Dikatakan monumental, karena selain pembangunanya sempat mengalami kendala yang cukup panjang, karena disebabkan persoalan sengketa lahan. Bukan hanya itu, juga momentum peletakan batu pertama tersebut tepat terselenggara di bulan suci Ramadan.
Kendati adanya kendala yang cukup lama, akhirnya dibawah pemerintahan yang dipimpin Abu Hasan dan Ramadio yang mengusung visi yakni mewujudkan masyarakat yang aman berbudaya dan religius, pembangunan masjid itu bisa berjalan.
Masjid Ataqwa selama ini kondisinya sudah sangat memperihatinkan. Dimana, dinding yang dari papan sudah mulai lapuk, lantai juga masih semen kasar dibalut dengan plastik. Meskipun demikian, masyarakat tetap menggunakan untuk beribadah shalat.
Kini, Pemda Butur mulai menganggarkan pembangunan masjid tersebut. Anggaran awal yang disiapkan sebesar Rp 3 miliar berasal dari APBD.

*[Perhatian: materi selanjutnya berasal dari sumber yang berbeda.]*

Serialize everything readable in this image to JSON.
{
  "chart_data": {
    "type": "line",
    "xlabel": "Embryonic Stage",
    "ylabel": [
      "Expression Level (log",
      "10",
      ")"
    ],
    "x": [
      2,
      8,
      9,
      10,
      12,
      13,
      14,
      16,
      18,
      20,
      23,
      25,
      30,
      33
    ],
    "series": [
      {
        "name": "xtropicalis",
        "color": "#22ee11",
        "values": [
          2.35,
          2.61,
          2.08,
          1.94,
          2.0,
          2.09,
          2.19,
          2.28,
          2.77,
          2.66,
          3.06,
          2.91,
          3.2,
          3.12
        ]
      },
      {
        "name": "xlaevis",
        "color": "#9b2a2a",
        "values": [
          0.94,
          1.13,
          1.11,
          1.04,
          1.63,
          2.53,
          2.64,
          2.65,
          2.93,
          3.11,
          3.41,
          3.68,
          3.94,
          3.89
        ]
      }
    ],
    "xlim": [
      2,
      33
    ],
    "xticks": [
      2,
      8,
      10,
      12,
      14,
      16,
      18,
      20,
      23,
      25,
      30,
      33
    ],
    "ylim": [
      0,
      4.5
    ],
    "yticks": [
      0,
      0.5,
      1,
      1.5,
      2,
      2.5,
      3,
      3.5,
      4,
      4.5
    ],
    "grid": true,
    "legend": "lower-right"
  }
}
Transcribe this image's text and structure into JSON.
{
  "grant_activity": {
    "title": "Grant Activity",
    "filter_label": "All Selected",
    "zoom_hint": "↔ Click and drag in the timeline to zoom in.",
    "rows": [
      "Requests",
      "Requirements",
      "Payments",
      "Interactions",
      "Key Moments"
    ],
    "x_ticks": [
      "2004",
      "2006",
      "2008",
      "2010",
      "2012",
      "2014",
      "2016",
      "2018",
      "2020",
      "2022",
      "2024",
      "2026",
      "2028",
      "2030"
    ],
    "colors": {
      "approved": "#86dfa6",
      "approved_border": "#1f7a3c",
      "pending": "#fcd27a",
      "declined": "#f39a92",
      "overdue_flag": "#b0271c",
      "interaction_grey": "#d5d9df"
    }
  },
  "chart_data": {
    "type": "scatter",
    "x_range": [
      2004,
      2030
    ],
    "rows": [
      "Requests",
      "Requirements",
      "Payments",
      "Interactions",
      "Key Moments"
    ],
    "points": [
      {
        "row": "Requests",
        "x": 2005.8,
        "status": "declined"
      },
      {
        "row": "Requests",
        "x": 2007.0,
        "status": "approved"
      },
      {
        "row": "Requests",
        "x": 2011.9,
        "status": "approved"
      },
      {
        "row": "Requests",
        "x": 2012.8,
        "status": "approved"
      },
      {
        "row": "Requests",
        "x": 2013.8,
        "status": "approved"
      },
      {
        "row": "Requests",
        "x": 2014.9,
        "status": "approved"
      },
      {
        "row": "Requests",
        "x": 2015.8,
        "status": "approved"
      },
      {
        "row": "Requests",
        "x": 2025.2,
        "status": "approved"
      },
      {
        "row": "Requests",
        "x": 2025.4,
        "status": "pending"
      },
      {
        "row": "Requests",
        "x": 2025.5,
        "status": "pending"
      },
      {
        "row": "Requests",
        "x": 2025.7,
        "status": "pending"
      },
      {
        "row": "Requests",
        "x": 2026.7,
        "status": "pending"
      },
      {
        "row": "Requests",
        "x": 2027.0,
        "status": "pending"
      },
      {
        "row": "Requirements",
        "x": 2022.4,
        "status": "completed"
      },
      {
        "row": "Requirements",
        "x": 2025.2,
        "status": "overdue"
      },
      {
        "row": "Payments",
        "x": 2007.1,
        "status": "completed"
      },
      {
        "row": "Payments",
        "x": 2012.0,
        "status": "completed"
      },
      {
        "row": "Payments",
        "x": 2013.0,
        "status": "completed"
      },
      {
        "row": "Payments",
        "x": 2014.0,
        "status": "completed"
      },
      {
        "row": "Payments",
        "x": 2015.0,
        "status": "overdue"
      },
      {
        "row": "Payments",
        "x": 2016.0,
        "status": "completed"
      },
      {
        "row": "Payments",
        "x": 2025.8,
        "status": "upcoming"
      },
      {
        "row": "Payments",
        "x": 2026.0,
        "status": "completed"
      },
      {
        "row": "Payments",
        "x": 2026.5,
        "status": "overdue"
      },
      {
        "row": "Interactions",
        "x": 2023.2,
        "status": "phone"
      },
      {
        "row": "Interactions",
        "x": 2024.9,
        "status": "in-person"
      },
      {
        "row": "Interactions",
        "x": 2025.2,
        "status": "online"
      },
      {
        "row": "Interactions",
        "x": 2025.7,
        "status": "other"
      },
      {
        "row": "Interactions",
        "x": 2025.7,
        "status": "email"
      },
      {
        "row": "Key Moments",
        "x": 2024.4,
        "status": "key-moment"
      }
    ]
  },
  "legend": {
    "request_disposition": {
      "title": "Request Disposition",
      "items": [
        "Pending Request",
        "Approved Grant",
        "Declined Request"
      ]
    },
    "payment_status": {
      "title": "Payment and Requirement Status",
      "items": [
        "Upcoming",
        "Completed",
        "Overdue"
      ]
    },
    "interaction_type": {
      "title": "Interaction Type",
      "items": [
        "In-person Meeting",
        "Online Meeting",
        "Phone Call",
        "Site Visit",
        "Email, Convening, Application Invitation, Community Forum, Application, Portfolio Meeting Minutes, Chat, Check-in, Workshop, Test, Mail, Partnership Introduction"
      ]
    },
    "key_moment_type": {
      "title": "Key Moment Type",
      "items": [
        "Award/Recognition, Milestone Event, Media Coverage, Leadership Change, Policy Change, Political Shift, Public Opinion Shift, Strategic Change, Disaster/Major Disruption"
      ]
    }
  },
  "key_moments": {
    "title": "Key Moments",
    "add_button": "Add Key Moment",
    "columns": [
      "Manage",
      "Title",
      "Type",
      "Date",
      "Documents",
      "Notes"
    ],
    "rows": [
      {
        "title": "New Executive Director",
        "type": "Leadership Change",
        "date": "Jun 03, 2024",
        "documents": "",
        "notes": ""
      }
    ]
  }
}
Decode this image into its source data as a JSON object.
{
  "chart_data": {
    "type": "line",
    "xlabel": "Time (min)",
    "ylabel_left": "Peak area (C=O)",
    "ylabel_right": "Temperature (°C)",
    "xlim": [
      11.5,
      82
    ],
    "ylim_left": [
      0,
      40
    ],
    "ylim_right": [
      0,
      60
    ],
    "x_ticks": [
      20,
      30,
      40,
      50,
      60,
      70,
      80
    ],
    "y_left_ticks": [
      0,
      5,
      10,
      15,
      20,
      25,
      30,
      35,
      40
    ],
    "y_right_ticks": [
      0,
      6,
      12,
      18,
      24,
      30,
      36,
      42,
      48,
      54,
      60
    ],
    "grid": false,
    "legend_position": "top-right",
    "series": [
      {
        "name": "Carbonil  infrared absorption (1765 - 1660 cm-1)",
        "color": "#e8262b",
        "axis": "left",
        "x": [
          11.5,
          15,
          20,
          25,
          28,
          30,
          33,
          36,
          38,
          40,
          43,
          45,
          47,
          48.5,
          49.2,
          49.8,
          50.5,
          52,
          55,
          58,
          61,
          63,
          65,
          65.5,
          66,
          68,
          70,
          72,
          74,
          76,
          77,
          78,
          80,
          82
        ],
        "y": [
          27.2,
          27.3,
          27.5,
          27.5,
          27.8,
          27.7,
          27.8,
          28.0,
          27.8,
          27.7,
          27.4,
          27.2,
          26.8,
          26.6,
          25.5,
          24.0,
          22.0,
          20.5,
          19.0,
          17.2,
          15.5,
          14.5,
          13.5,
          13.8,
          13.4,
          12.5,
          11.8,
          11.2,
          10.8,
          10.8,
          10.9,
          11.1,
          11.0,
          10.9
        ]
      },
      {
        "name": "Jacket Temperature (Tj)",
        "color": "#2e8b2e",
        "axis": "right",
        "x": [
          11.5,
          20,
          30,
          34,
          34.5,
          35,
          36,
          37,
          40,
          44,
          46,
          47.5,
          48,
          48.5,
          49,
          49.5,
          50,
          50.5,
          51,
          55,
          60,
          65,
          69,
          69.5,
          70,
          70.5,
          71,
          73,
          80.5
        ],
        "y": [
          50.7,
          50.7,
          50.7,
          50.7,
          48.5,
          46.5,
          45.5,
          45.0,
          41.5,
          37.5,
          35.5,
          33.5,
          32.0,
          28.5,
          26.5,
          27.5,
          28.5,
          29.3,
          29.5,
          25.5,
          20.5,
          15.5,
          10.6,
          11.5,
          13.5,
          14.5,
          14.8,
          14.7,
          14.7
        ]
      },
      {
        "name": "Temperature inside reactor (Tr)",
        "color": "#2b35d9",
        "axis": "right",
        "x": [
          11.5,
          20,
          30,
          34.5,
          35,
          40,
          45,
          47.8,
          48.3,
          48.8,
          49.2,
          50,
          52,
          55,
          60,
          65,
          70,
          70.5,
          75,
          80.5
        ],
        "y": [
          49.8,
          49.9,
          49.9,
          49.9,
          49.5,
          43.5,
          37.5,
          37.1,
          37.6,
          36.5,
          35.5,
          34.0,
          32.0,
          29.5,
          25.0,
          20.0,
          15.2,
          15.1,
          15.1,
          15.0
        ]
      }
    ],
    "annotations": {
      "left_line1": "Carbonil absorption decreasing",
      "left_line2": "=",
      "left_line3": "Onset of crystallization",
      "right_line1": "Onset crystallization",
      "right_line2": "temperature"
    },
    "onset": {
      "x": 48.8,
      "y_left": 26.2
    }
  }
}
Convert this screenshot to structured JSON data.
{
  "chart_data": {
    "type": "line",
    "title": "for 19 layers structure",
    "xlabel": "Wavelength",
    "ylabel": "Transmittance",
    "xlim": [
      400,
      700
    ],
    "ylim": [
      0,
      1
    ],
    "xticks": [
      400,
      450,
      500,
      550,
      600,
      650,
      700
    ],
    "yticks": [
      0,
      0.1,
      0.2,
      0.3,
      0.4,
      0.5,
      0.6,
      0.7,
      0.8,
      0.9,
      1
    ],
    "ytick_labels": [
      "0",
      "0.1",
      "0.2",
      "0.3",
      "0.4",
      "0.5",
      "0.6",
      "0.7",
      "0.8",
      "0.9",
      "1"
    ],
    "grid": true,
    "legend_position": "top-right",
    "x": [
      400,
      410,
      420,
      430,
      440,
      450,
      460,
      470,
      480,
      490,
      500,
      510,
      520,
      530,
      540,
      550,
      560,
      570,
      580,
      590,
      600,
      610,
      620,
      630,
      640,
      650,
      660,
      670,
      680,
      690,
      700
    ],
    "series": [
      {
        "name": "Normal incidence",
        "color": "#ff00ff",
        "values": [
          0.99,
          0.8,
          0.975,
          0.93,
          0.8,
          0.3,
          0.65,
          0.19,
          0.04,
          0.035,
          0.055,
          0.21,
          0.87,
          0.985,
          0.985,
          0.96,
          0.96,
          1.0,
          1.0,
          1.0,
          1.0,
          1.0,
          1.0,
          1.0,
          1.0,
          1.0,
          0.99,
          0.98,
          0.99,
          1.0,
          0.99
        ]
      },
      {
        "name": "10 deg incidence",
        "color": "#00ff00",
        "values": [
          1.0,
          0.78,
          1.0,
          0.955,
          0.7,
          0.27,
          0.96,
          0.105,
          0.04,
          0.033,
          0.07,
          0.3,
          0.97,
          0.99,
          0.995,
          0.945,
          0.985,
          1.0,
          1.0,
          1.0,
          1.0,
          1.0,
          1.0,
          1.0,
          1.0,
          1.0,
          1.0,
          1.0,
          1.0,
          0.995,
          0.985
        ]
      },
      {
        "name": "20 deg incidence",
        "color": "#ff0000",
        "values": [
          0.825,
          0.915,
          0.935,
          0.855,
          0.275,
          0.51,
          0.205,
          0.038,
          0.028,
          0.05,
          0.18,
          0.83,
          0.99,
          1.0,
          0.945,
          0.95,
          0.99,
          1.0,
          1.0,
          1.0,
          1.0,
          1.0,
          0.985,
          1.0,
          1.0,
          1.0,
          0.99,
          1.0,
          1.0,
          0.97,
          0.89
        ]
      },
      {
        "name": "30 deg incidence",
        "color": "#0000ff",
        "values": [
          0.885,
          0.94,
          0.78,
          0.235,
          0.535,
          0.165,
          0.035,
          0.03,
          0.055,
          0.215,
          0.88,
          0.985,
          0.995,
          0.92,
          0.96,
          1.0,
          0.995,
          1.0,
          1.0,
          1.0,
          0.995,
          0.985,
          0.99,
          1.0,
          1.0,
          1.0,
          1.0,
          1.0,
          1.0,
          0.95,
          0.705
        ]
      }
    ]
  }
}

“Anggarannya hampir tiga miliar dan anggaran ini pasti tidak cukup, karena masjid ini akan menjadi Masjid Raya atau Agung di Kabupaten Buton Utara, ” kata Bupati Butur, Abu Hasan saat ditemui awak media usai peletakan batu pertama pembangunan Masjid Ataqwa Kulisusu, Sabtu (17/6).
Kendati demikian, orang nomor satu di Butur itu berjanji akan memerintahkan supaya dikerjakan lebih cepat. Sehingga, dapat diketahui sejauh mana progres pembangunannya.
“Kita akan liat perkembangannya, nanti akan dianggarkan kembali ke APBD Perubahan nanti,” ujarnya.
Mantan Kabiro Humas Pemprov Sultra ini berharap, masjid ini menjadi pusat kegiatan keumatan. Selain itu, untuk tempat perpustakaan, Tamir masjid, dan menjadi pesantren mini.
“Jadi fungsinya bisa untuk beribadah secara umum dan sebagai tempat pembinaan anak serta pembinaan umat secara umum, ” jelasnya.
Keinginannya menjadikan Masjid Ataqwa ini sebagai Masjid Raya atau Masjid Agung di Butur, tambah Abu Hasan karena posisinya sangat central dan juga menyimpan nilai historis sejarah.
“Ini masjid pertama di Kulisusu. Kemudian, keberadaannya di tengah Desa Lipu dan Desa Bangkudu. Masjid ini juga menjadi sarana beribadah nomor satu sejak dulu di Kulisusu pada zamannya. Dulu tercipta kerukunan antara lain karena fungsinya masjid ini sebagai sarana ibadah dan fungsinya lapangan raja jin sebagai sarana olahraga, “terang Abu Hasan.
Selain dihadiri Bupati Butur, peletakan batu pertama itu, turut dihadiri juga Danramil Kulisusu Mayor Inf. Prasetya, Kapolsek Kulisusu AKP Susanto, Perangkat adat kulisusu, Kepala Lurah Bangkudu Sukman Tarima, serta sejumlah tokoh agama dan tokoh masyarakat ikut meletakan batu pembangunan Masjid Ataqwa Kulisusu.